IJCAI 2023 | Conference PDF | Archive PDF | Plain Text | LLM Run Details

Reproducibility Variable Result LLM Response
Research Type Experimental Our results show that deliberation generally improves welfare and representation guarantees, but the results are sensitive to how the deliberation process is organized. We also show, experimentally, that simple voting rules, such as approval voting, perform as well as more sophisticated rules such as proportional approval voting or method of equal shares if deliberation is properly supported. This has ramifications on the practical use of such voting rules in citizen-focused democratic processes.
Researcher Affiliation Academia Kanav Mehra , Nanda Kishore Sreenivas and Kate Larson David R. Cheriton School of Computer Science, University of Waterloo {kanav.mehra, nksreenivas, kate.larson}@uwaterloo.ca
Pseudocode No The paper does not contain any pseudocode or algorithm blocks.
Open Source Code Yes The code for the experiments is available at: https://github.com/kanav-mehra/deliberation-voting.
Open Datasets No The paper describes generating synthetic data using a Mallows model ('Agents initial preferences are sampled using a Mallows model, with ϕ = 0.2') rather than using or providing access to a publicly available dataset.
Dataset Splits No The paper describes a simulation setup and repeats the simulation multiple times ('This entire simulation is repeated 10, 000 times') but does not specify training, validation, or test dataset splits in the context of model evaluation.
Hardware Specification No The paper does not provide any specific details about the hardware (e.g., GPU models, CPU types, memory) used to run the experiments.
Software Dependencies No The paper mentions using 'the Python library abcvoting [Lackner et al., 2021]' but does not specify version numbers for Python or the library itself, which is required for reproducibility.

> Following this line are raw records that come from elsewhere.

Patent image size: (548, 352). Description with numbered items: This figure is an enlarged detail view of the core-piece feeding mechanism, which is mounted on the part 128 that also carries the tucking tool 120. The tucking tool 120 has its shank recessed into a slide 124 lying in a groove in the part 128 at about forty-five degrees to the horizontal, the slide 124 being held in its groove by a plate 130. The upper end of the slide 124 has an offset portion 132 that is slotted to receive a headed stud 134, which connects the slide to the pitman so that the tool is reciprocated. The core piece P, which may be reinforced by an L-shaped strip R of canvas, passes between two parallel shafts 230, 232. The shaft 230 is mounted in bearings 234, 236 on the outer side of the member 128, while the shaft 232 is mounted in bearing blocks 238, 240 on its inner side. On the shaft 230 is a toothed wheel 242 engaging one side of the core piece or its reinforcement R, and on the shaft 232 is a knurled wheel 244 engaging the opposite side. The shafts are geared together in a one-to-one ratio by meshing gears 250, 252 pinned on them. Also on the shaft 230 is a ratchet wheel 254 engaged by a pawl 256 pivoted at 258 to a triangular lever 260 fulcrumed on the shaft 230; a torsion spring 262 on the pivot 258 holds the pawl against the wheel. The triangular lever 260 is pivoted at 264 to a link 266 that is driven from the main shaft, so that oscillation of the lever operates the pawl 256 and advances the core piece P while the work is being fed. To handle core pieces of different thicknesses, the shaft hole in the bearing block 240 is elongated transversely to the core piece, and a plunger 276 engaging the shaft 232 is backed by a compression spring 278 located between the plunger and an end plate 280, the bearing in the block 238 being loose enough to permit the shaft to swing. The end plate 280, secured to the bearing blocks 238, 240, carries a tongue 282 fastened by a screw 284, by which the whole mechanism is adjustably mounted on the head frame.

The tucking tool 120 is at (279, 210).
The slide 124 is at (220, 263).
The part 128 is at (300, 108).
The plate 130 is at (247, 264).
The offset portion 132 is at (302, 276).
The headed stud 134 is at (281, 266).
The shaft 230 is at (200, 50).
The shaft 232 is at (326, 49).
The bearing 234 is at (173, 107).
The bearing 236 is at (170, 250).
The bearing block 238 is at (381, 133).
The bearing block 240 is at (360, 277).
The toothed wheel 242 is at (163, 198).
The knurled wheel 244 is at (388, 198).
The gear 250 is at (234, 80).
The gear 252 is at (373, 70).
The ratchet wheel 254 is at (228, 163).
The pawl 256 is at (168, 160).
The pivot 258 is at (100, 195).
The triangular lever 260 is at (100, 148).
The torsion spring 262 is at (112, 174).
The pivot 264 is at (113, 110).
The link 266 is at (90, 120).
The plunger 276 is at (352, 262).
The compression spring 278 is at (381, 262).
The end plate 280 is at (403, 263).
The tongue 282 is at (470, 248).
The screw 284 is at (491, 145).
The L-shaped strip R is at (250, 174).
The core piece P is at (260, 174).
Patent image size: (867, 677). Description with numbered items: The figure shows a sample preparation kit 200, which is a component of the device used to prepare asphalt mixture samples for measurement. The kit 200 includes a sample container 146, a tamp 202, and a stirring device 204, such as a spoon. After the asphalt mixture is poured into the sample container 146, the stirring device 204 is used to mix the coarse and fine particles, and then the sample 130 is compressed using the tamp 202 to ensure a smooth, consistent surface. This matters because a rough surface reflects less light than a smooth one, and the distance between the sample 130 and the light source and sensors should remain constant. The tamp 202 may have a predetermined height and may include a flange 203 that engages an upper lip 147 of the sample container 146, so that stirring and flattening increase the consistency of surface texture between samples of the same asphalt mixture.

Experiment Setup Yes Our election setup consists of 50 candidates (|C| = 50) and 100 voters, with 80 agents in the majority group (Nmaj) and 20 in the minority group (Nmin). Agents initial preferences are sampled using a Mallows model, with ϕ = 0.2. For the BC model, all three parameters (i, αi, βi) are sampled from uniform distributions over the full range for each parameter. When deliberating, agents are divided into 10 groups (except for the large group strategy). For iterative deliberation, the deliberation continues for R = 5 rounds. We consider different approval-based multi-winner voting rules to elect k = 5 winners. We use a flexible ballot size, such that each agent s ballot is of size bi, where bi is sampled from N(2k, 1.0). An initial approval profile A0 is eligible only if RR(AV, A0) < 0.9 UR(CC, A0) < 0.9. This entire simulation is repeated 10, 000 times and the average values are reported.